Perhaps the biggest problem with Eight Men Out is its soft focus.  Is this the tale of the entire 1919 Sox team, or is it about the innocents who were unfairly banned from the sport?  The point of view character is, at times, Buck Weaver, but who the hell remembers him?  This movie was made seventy years after Weaver was expelled from the sport, and occasionally showing him as the main character isn't enough to generate sympathy for him.  The most famous player on the team, Shoeless Joe Jackson, is relegated to a very minor role in the script; that's like making Pride of the Yankees with Lou Gehrig as the fifth-billed character.  Who is this movie supposed to be about?  The entire team?  Then Sayles should have explained the characters better in the script.  Shoeless Joe?  Then he should have played a more important role.  Weaver?  Then the focus should have stayed with him as he struggled to succeed despite his teammates.
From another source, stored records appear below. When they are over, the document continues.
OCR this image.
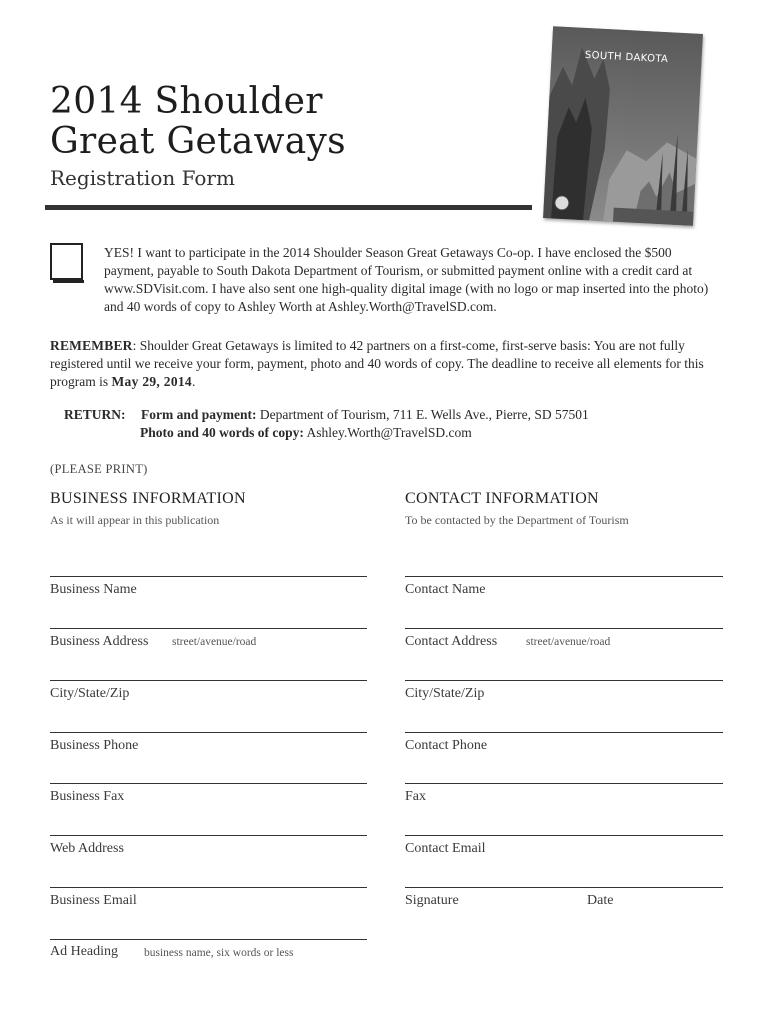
2014 Shoulder
Great Getaways
Registration Form
SOUTH DAKOTA
YES! I want to participate in the 2014 Shoulder Season Great Getaways Co-op. I have enclosed the $500 payment, payable to South Dakota Department of Tourism, or submitted payment online with a credit card at www.SDVisit.com. I have also sent one high-quality digital image (with no logo or map inserted into the photo) and 40 words of copy to Ashley Worth at Ashley.Worth@TravelSD.com.
REMEMBER: Shoulder Great Getaways is limited to 42 partners on a first-come, first-serve basis: You are not fully registered until we receive your form, payment, photo and 40 words of copy. The deadline to receive all elements for this program is May 29, 2014.
RETURN: Form and payment: Department of Tourism, 711 E. Wells Ave., Pierre, SD 57501
Photo and 40 words of copy: Ashley.Worth@TravelSD.com
(PLEASE PRINT)
BUSINESS INFORMATION
As it will appear in this publication
CONTACT INFORMATION
To be contacted by the Department of Tourism
Business Name
Business Address street/avenue/road
City/State/Zip
Business Phone
Business Fax
Web Address
Business Email
Ad Heading business name, six words or less
Contact Name
Contact Address	street/avenue/road
City/State/Zip
Contact Phone
Fax
Contact Email
Signature	Date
There are many more problems that the focus.  Even with my near-encyclopedic baseball knowledge, I failed to recognize many of the characters in this film.  That's a pretty big problem; if I can't pick out some of these players, how can a casual viewer hope to understand what's going on?  The script is full of elliptical conversations that allude to the gambling conspiracy, but rarely acknowledge it outright.  As much as I appreciate scripts that assume the viewers are clever, the details of this story are left fairly obtuse.
...like whatever he is rubbing on the ball

Another problem I had with Eight Men Out is that it, really, isn't a baseball movie.  The script is too lazy to focus on any one game, so it instead allows every play shown on-screen to be of major importance; batters hit the first pitch every time, and pitchers give up crucial runs with every throw.  This is a movie about the scandal.  Unfortunately, there is a lot of baseball in-between the conception of the idea and the execution, and both suffer for it.  This isn't a bad movie, though.  Sayles clearly cared about this team and this story, but his passion was executed poorly.  At best, I have to say that this is a mediocre movie about a potentially fantastic film concept.

On a personal note, as a baseball fan with his head in the past (my prized baseball possession is a Ryne Sandberg 1960s-era throwback jersey), I believe that all eight men implicated in the Black Sox scandal should be eligible for the Hall of Fame in 2019.  I think a 100-year ban is more than enough; the only two that sportswriters would even consider inducting would be Shoeless Joe and Buck Weaver, both of whom had a stellar, error-free World Series performance.  And baseball writers are notoriously vindictive, so if they forgive the players, so should the sport.  At least that way, we could expect to stop hearing Pete Rose's whining in about seventy-five years.  Besides, the commissioner that banned the 1919 Sox was a total bastard; he allowed Ty Cobb and Tris Speaker to keep playing after reports of them gambling on the sport surfaced.  Come on, Major League Baseball!  Act like the museum you are an induct the players that deserve it; if you want to hold them accountable for shady actions, include a steroids or gambling section and let the fans determine their legacy!  ...and I'm off my soapbox.